The relative kinetic stability can be obtained by taking ratios of the two reaction rates. To determine thermodynamic stability, you'd need to look at the equilibrium constant of the isomerization of the two reactants:

CH3CH2CHO <----------> CH3COCH3


As far as the BP of internal vs. terminal alkenes, internal double bonds typically lead to lower BP because the kinking usually makes it harder for the molecules to pack tightly. Numbers for how much this matter are outside the realm of the MCAT.
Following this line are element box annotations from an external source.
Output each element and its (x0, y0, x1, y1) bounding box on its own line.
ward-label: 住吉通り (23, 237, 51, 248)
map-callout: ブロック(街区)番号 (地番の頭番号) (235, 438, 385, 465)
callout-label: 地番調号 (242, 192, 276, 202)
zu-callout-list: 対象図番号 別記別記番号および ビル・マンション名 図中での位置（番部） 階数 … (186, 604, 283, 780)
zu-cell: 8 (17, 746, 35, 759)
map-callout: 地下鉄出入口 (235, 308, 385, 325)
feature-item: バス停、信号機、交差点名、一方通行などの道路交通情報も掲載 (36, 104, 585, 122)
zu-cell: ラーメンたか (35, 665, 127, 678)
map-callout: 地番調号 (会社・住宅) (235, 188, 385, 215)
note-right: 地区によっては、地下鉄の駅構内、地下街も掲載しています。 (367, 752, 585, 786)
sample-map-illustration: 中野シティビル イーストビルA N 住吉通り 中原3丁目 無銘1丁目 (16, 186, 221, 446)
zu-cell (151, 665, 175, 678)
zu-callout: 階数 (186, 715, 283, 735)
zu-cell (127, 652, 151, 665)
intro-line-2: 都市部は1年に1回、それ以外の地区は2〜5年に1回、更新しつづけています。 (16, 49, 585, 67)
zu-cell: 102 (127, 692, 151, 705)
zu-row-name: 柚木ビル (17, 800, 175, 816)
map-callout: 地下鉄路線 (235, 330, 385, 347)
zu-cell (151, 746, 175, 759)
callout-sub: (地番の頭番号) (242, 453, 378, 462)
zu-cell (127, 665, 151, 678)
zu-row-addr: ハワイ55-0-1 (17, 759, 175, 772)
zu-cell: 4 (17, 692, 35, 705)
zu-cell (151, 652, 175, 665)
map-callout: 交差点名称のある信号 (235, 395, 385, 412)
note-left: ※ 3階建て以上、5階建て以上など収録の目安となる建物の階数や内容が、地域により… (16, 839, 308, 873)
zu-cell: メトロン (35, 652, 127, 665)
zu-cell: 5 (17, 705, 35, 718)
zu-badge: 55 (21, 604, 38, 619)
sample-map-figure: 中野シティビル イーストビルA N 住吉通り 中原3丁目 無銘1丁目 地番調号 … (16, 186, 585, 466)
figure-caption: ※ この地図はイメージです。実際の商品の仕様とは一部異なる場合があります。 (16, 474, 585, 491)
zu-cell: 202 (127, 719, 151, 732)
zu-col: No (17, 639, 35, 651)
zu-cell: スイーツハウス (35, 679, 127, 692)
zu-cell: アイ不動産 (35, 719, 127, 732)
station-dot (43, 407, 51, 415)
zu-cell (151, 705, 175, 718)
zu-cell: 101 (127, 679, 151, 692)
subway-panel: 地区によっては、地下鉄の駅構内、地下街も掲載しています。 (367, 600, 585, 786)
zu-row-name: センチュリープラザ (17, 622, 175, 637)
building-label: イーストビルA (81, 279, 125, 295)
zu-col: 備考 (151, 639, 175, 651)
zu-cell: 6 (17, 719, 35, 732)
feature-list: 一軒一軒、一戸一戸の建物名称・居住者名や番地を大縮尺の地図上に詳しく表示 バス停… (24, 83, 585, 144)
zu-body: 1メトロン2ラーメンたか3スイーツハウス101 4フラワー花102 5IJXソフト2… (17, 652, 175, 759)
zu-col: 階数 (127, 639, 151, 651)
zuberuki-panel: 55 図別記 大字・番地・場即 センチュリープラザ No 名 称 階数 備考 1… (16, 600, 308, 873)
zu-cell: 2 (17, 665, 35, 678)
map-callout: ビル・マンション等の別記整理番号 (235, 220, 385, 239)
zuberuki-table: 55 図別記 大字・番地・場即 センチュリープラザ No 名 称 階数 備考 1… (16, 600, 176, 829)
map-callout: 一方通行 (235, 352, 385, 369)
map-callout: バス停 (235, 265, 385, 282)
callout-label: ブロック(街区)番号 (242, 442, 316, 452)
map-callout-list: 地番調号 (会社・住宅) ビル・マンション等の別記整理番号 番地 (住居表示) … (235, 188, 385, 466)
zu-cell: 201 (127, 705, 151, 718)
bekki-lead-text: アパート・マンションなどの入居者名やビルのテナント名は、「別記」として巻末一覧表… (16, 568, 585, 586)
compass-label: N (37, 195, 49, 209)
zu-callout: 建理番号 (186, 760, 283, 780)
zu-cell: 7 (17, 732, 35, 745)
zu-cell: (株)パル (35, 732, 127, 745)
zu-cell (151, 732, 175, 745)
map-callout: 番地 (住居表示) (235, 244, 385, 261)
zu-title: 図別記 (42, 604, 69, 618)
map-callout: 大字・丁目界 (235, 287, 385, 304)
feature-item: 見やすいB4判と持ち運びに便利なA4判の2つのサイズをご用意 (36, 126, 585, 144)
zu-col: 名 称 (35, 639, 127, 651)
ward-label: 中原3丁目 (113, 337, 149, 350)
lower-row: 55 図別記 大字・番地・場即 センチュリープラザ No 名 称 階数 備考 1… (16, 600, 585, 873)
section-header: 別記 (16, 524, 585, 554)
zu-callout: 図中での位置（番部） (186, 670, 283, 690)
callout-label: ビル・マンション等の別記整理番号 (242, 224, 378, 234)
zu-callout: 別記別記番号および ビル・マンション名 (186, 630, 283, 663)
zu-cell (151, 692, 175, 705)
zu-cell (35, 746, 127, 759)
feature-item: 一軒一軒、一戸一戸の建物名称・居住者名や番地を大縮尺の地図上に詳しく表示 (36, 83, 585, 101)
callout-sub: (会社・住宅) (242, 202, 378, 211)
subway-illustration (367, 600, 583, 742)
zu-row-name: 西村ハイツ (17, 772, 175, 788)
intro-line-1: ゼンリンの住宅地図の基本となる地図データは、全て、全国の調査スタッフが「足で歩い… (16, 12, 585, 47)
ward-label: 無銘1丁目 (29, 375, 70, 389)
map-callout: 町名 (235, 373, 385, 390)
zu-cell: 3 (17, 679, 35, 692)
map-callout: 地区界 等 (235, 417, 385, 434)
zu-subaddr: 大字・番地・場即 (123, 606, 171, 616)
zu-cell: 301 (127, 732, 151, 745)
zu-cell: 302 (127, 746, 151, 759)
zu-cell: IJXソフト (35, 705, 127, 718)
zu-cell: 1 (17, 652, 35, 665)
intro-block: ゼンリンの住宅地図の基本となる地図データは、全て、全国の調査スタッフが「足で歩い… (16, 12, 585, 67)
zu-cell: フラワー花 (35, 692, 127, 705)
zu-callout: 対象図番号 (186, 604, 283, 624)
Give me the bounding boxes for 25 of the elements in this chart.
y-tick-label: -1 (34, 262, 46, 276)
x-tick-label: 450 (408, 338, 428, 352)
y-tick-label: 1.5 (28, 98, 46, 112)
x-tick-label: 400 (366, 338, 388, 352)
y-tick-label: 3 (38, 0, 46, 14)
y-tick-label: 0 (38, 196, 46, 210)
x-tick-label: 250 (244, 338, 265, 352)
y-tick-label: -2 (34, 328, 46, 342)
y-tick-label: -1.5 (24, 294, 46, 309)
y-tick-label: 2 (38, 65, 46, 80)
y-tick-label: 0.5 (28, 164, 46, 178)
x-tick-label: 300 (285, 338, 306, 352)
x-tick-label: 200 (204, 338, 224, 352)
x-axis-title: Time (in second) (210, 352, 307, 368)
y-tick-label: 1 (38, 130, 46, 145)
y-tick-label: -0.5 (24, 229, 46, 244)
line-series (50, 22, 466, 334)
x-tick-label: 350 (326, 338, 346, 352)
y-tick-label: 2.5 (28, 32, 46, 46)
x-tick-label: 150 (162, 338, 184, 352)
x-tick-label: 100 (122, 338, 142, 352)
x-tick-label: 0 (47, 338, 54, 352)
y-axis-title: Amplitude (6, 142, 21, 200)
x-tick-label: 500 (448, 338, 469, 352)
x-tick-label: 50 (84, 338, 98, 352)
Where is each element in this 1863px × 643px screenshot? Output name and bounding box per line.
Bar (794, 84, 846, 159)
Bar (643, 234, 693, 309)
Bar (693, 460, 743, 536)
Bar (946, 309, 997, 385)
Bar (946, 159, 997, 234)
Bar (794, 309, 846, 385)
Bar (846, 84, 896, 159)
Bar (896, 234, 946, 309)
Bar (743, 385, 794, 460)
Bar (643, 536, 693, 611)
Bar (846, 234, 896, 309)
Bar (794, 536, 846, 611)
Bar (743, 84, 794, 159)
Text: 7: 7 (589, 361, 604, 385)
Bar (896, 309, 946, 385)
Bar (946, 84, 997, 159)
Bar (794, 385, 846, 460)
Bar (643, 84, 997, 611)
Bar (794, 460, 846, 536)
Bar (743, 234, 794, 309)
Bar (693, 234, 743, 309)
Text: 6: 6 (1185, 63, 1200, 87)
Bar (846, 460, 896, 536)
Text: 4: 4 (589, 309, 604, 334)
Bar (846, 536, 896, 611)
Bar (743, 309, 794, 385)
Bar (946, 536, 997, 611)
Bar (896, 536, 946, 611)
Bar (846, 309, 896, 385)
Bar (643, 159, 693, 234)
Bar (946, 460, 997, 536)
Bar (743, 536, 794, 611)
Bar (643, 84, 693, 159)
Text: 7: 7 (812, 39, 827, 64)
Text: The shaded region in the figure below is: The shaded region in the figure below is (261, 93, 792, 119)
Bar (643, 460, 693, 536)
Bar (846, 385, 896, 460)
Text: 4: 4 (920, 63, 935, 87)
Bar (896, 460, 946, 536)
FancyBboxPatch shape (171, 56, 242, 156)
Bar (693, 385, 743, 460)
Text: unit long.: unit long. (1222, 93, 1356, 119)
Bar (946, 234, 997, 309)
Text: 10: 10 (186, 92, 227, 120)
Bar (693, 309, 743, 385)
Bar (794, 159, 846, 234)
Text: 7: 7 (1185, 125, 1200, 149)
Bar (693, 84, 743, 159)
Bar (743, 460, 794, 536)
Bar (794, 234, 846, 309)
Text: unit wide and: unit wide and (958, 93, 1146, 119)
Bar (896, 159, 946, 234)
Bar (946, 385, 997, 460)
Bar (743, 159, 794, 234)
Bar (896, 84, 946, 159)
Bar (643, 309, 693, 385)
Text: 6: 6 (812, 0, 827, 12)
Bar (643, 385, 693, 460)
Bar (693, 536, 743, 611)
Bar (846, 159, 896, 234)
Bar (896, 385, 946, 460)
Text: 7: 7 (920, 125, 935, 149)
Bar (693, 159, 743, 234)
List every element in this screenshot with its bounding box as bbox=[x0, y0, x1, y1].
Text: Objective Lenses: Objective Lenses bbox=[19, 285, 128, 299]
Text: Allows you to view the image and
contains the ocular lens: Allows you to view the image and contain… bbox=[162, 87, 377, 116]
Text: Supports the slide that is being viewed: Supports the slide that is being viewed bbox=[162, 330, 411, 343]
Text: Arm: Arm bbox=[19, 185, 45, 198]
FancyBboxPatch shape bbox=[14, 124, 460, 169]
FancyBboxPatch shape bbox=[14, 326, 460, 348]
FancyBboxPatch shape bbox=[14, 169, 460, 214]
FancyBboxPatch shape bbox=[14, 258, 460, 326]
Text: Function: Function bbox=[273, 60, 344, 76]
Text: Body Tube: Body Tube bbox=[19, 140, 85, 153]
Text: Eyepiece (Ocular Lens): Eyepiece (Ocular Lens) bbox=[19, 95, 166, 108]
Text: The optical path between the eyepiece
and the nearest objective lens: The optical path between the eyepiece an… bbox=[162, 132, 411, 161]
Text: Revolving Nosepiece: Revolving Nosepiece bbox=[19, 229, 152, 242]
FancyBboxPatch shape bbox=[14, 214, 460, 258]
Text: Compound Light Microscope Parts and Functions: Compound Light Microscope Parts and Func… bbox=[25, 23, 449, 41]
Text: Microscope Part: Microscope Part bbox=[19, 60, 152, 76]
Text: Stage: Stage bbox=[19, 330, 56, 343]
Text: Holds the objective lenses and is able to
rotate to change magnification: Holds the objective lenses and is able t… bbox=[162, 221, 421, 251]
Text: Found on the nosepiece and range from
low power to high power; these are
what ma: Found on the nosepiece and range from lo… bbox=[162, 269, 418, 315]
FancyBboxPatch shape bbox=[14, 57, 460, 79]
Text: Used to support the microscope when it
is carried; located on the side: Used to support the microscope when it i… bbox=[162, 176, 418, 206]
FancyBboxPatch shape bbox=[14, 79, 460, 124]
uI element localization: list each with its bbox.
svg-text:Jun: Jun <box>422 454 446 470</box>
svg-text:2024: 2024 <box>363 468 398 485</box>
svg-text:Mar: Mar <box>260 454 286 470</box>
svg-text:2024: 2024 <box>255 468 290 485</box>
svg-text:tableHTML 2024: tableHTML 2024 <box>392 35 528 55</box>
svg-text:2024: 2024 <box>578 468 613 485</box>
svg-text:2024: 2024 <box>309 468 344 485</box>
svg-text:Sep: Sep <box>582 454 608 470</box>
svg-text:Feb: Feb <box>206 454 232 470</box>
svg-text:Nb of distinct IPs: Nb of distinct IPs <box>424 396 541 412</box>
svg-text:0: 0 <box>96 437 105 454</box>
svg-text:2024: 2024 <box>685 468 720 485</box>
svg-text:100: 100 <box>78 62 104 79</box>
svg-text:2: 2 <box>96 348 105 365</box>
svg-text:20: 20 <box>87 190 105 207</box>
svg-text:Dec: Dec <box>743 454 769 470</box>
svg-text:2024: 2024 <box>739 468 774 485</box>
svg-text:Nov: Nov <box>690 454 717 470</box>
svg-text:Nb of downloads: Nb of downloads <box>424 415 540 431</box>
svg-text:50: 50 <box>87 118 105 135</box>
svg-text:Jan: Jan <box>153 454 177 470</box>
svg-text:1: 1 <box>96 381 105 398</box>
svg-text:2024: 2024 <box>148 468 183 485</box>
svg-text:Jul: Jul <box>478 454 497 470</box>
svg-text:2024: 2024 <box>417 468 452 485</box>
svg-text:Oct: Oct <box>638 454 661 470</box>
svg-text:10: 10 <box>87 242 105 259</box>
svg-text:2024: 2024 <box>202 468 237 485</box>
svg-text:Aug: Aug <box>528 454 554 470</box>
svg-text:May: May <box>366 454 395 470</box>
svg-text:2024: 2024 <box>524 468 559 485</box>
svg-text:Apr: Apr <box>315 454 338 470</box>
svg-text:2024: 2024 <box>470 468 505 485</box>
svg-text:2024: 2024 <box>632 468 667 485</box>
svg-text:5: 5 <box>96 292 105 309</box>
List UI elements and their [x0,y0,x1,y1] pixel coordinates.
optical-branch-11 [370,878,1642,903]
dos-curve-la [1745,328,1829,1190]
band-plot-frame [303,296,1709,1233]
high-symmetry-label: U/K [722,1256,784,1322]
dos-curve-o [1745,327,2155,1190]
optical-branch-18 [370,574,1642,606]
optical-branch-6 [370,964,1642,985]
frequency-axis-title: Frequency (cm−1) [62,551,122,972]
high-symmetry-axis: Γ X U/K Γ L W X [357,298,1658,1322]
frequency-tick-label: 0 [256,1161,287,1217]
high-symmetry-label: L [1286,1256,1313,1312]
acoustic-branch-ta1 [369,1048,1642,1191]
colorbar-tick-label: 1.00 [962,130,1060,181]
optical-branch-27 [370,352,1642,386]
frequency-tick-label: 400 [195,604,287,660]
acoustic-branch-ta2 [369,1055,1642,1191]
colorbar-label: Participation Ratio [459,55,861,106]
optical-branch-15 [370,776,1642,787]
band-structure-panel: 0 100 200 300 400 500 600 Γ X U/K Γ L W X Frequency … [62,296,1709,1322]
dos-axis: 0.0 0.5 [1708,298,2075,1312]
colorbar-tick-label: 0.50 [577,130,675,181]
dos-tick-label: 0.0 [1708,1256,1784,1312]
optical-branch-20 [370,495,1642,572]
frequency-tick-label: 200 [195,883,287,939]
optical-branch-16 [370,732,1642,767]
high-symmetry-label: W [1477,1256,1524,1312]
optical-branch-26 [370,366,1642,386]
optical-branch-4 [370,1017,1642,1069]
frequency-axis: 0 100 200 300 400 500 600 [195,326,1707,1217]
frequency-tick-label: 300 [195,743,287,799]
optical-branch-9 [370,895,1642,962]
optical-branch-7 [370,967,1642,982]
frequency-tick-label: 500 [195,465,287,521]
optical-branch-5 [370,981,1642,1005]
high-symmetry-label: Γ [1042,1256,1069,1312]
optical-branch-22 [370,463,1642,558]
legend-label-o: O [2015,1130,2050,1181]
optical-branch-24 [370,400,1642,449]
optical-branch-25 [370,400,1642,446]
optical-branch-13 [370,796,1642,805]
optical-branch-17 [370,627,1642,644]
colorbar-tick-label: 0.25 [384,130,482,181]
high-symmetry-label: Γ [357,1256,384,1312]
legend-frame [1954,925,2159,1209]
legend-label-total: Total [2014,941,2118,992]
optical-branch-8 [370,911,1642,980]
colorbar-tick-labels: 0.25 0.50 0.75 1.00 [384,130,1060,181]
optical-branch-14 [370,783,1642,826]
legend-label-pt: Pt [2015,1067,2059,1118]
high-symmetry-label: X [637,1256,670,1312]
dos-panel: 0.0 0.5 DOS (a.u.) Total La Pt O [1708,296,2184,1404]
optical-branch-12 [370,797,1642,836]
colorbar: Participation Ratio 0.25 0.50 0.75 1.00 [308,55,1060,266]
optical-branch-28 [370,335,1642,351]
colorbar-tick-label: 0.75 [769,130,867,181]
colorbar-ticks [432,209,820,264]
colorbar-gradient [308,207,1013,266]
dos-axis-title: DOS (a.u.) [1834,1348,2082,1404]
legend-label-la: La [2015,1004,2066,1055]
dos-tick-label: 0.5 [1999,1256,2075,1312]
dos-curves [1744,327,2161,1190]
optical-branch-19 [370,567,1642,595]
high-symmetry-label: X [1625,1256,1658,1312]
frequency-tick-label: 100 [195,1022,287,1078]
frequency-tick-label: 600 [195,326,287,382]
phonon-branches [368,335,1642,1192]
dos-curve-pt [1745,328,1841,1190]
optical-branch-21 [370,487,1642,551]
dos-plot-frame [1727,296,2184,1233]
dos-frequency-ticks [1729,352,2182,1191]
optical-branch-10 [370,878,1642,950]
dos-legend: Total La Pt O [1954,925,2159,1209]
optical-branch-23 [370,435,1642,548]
As far as the branching vs. melting point question, it depends on the specific alkane. Small alkanes typically show increased melting points with increased branching since they can form extremely tight-packed structures (think of this almost light a crystal lattice type structre). However, this trend isn't general, and larger alkanes show a decrease in melting point with increased branching, since this makes it harder for the molecules to pack tightly together.

For these trends, the thing to think about is surface contact. Can you pack the molecules together in such a way that their surfaces contact significantly? That will lead to an increased melting temperature. The opposite also holds.

 

[amberisma]

3.How can an Sn1 reaction NOT depend on concentration of the acid? Since protonation does need to occur, so I higher concentration of acid would cause more protonation and higher rate of carbocation formation.

The reaction depends on the rating determining step. The RDS involves forming a carbocation, so it only depends on the substrates ability to form a carbocation. Only the substrate is involved in the rate determining step, hence Sn1. So no matter how much or little acid there is, the reaction will only proceed as fast as the leaving group is able to separate from the substrate.